Comme il dit, « on ne s’ennuyait pas à la maison ! ». Quant à déterminer une carrière dans ces circonstances, « à la limite, je n’ai pas eu le choix ». Si tout était si simple… Mais non car, entre-temps, John McLaughlin, Wes Montgomery, Joe Pass, René Thomas et Philip Catherine sont passés par ses oreilles. À l’écoute de « Shakti », avec John McLaughlin, et de « Guitars », de Philip Catherine, « un album complètement différent où la guitare est mise en avant », « j’ai eu la révélation. Après on se dit que c’est ça qu’on veut faire ».

Encore faut-il s’en donner les moyens. « Nous étions un petit noyau de Marcinelle. Sous l’impulsion du pianiste Paolo Ragatzu, on s’est dit : ‘on arrête de rigoler, il y a une école de jazz à Liège’. Au début, les partoches des standards du jazz à déchiffrer avec le Real Book, c’étaient des hiéroglyphes ». Les professeurs comme feu Paolo Radoni ou Serge Lazarevitch, mais aussi Dennis Luxion et Richard Rousselet, ont bien fait progresser les choses.

La mélodie d’abord

Aujourd’hui, « jouer des standards jazz est un moyen de communication entre musiciens et avec le public ». Patrick Deltenre compose également : « Je démarre toujours de mélodies, pas de grilles d’accords d’harmonie. L’idée est de faire plaisir aux gens qui écoutent. » Son partenaire dans Inner Travels, le pianiste Ivan Paduart, fonctionne autrement : « Il adore tordre les accords, les harmonies. Nous sommes tellement différents dans notre façon de faire que cela nous réunit, car nous sommes complémentaires ».

« Ivan n’a pas du tout été à l’école du bal », sourit le guitariste. Cette école, c’est ce qui réunit Mimi Verderame, Bruno Castellucci ou encore Paolo Radoni, « tous des mélodistes. Les solos de Paolo étaient de la poésie, on ne parlait plus de mathématiques ». Raison pour laquelle, bien que son aîné et professeur, « il m’a tout de suite adopté, nous sommes devenus amis », au point de former un duo de guitares.

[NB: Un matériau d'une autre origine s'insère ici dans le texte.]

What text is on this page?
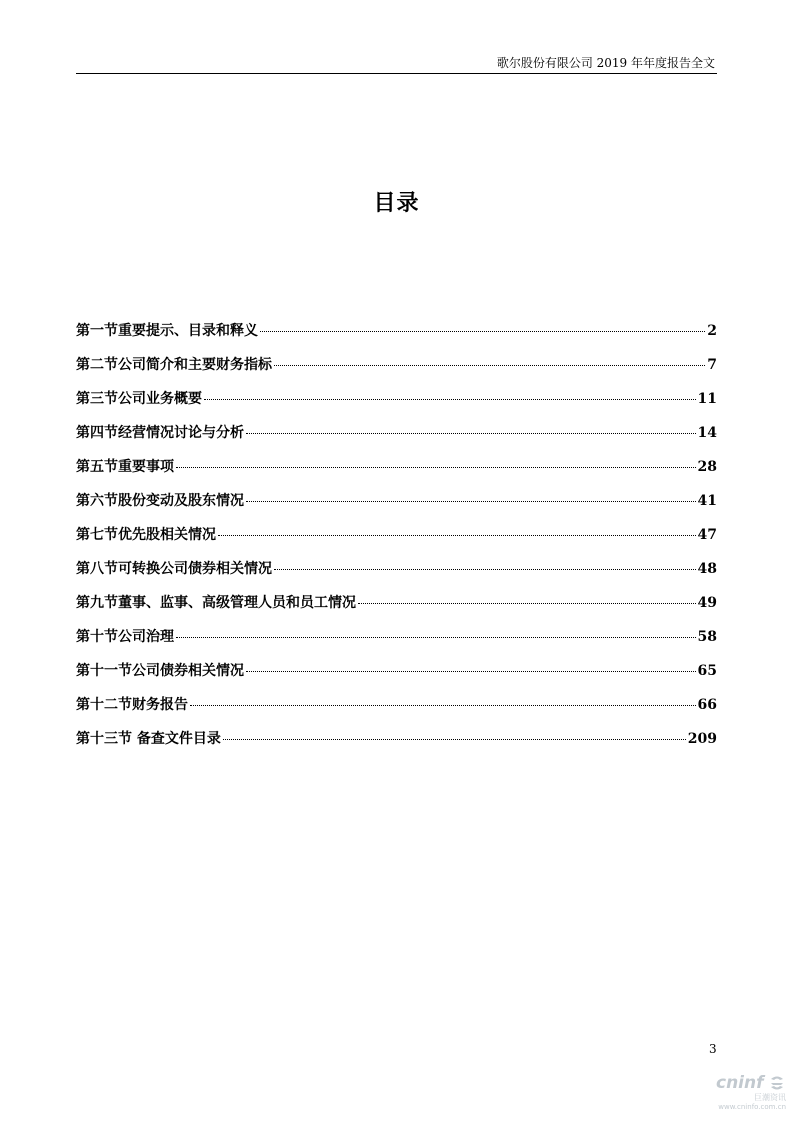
歌尔股份有限公司 2019 年年度报告全文
目录
第一节重要提示、目录和释义	2
第二节公司简介和主要财务指标	7
第三节公司业务概要	11
第四节经营情况讨论与分析	14
第五节重要事项	28
第六节股份变动及股东情况	41
第七节优先股相关情况	47
第八节可转换公司债券相关情况	48
第九节董事、监事、高级管理人员和员工情况	49
第十节公司治理	58
第十一节公司债券相关情况	65
第十二节财务报告	66
第十三节 备查文件目录	209
3
cninf
巨潮资讯
www.cninfo.com.cn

Depuis une dizaine d’années, Patrick Deltenre vit en Flandre, à Londerzeel, dans le Brabant. « Là aussi, j’ai la chance d’être appelé dans différents styles, c’est chouette d’être reconnu en Flandre ». Question professionnalisme également car, « si on dit qu’on répète à 2 heures, pas question de débarquer avec son matos à cette heure-là, ils sont tous prêts ! Si tu veux travailler avec eux, tu as intérêt à débarquer à 1h30. C’est tellement confortable de travailler dans ces conditions ! ».

Musique sans frontière

Lui qui a été plongé dans la musique dès son plus jeune âge aurait bien aimé que son fils, Thomas, prenne le relais. Certes, il écoute du classique, du hip-hop, du jazz, mais il travaille dans le jeu vidéo : « D’après lui, j’ai poussé le curseur tellement loin qu’il n’aurait plus rien à ajouter ».

Question transmission du savoir, « le temps qui passe me donne plus envie de jouer que d’enseigner ». C’est pour cela que Patrick Deltenre est tout fou de jouer dans un nouveau trio avec les « toppers » que sont Frank Deruytter au saxophone et Hervé Martens au piano. « Un projet très particulier, qui va de John Scofield à ‘What a Wonderful World’, avec la même vue sur la musique sans frontière ».